When family tried to find the body at the city morgue, they encountered rows and rows of unzipped body bags.
The security forces at the morgue gave the family a choice: either say that Ghalazanjiri was killed by “rioters” among the protesters or pay 700 million toman, approximately $7,000. They called it “haq-e tir,” or bullet price.
The family refused to accept the version of events pushed by the authorities and paid the money to get the body back. Even though the family paid, the security forces said they should keep quiet about the circumstances of his death or else they would rebury Ghalazanjiri in an undisclosed location.
A crowd showed up for Ghalazanjiri’s burial at a family plot in a rural area outside Kermanshah and chanted anti-government slogans despite the threats, according to his relative.
On Jan. 15, the rector of the University of Messina, where Ghalazanjiri studied, expressed her condolences at a gathering of students, and Ghalazanjiri’s picture was placed on an empty chair.
The entire family is heartbroken by the loss of a vibrant young man who had so much potential, his relative said.
“It’s not only Yasin. Anytime we see the protest videos, it makes us cry,” the relative said. “We’re human after all. We’re agonizing for everybody.”

Sadegh Ghodsi and Ilya Ghodsi
Sadegh Ghodsi, a 38-year-old Tehran fruit seller, was not politically active. But on Jan. 8, the father of two decided to attend a protest with his cousin’s son Ilya, 17, according to a source close to the family.

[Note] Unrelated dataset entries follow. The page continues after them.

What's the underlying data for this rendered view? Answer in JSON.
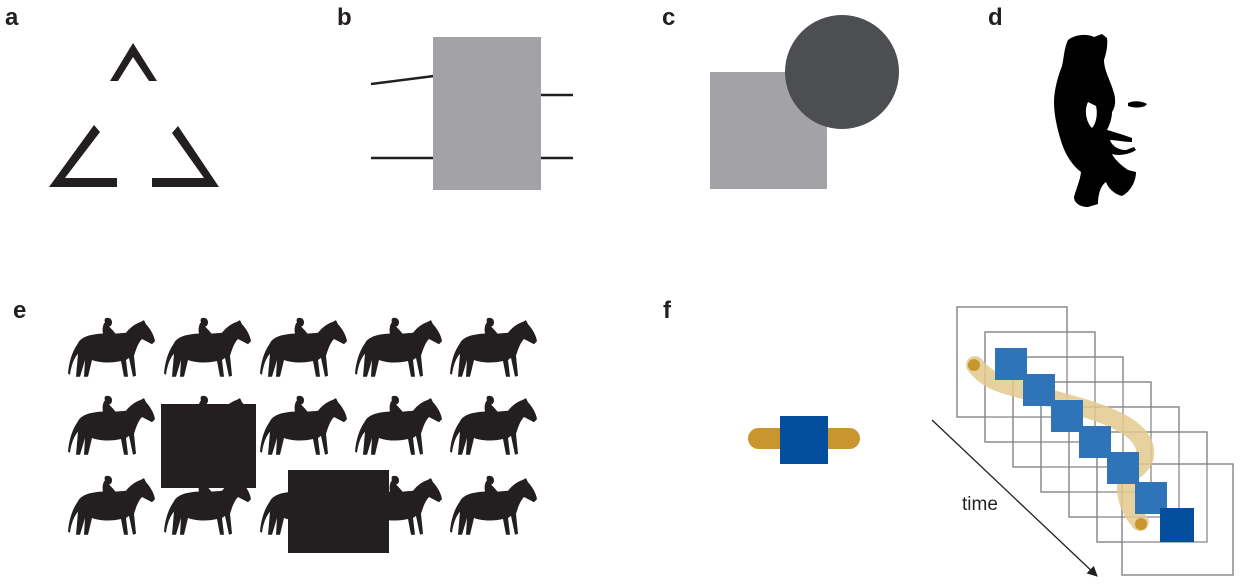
{
  "panels": {
    "a": {
      "label": "a"
    },
    "b": {
      "label": "b"
    },
    "c": {
      "label": "c"
    },
    "d": {
      "label": "d"
    },
    "e": {
      "label": "e"
    },
    "f": {
      "label": "f",
      "time_label": "time"
    }
  },
  "colors": {
    "ink": "#231f20",
    "gray_box": "#a3a3a7",
    "dark_circle": "#4d4e51",
    "silhouette": "#000000",
    "occluder": "#231f20",
    "gold": "#c8952f",
    "gold_trail": "#e2c98e",
    "blue": "#034f9e",
    "blue_light": "#2f74b8",
    "frame": "#808080"
  },
  "icons": {
    "horse": "horse-rider-icon"
  },
  "grid": {
    "rows": 3,
    "cols": 5
  },
  "frames": {
    "count": 8
  }
}
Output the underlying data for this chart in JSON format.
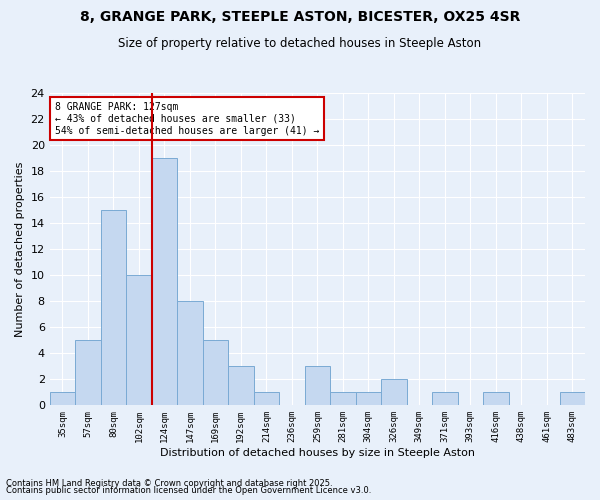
{
  "title1": "8, GRANGE PARK, STEEPLE ASTON, BICESTER, OX25 4SR",
  "title2": "Size of property relative to detached houses in Steeple Aston",
  "xlabel": "Distribution of detached houses by size in Steeple Aston",
  "ylabel": "Number of detached properties",
  "bin_labels": [
    "35sqm",
    "57sqm",
    "80sqm",
    "102sqm",
    "124sqm",
    "147sqm",
    "169sqm",
    "192sqm",
    "214sqm",
    "236sqm",
    "259sqm",
    "281sqm",
    "304sqm",
    "326sqm",
    "349sqm",
    "371sqm",
    "393sqm",
    "416sqm",
    "438sqm",
    "461sqm",
    "483sqm"
  ],
  "bar_values": [
    1,
    5,
    15,
    10,
    19,
    8,
    5,
    3,
    1,
    0,
    3,
    1,
    1,
    2,
    0,
    1,
    0,
    1,
    0,
    0,
    1
  ],
  "bar_color": "#c5d8f0",
  "bar_edge_color": "#7aaad4",
  "background_color": "#e8f0fa",
  "grid_color": "#ffffff",
  "redline_index": 4,
  "annotation_text": "8 GRANGE PARK: 127sqm\n← 43% of detached houses are smaller (33)\n54% of semi-detached houses are larger (41) →",
  "annotation_box_color": "#ffffff",
  "annotation_box_edge_color": "#cc0000",
  "redline_color": "#cc0000",
  "ylim": [
    0,
    24
  ],
  "yticks": [
    0,
    2,
    4,
    6,
    8,
    10,
    12,
    14,
    16,
    18,
    20,
    22,
    24
  ],
  "footnote1": "Contains HM Land Registry data © Crown copyright and database right 2025.",
  "footnote2": "Contains public sector information licensed under the Open Government Licence v3.0."
}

They were among other protesters in the Qaleh Hassan Khan neighborhood in western Tehran when security forces opened fire on the crowds, he said on condition of anonymity out of fear that Iranian security forces would harm him or his family.
Both were killed.
The family searched desperately for their bodies and eventually found them at the Kahrizak Forensic Medical Center south of Tehran. Videos that have leaked out of Iran and were verified by NBC News show rows and rows of body bags inside and outside the facility as families try to identify their relatives.
When family members found the bodies of Sadegh and Ilya, the authorities would not allow them to be removed. They, like other families, were offered a choice: pay a bullet price of 800 million toman, or about $8,000, or sign a document stating the two were members of the Basij, a paramilitary force overseen by the Islamic Revolutionary Guard Corps, who were killed by “terrorists.”
“They didn’t have the financial resources to pay. They didn’t have a choice, so they accepted,” the source close to the family said in a telephone interview.
“When the family received the bodies, there were so many other bodies they were only given half an hour in the mosque for a funeral service,” he added.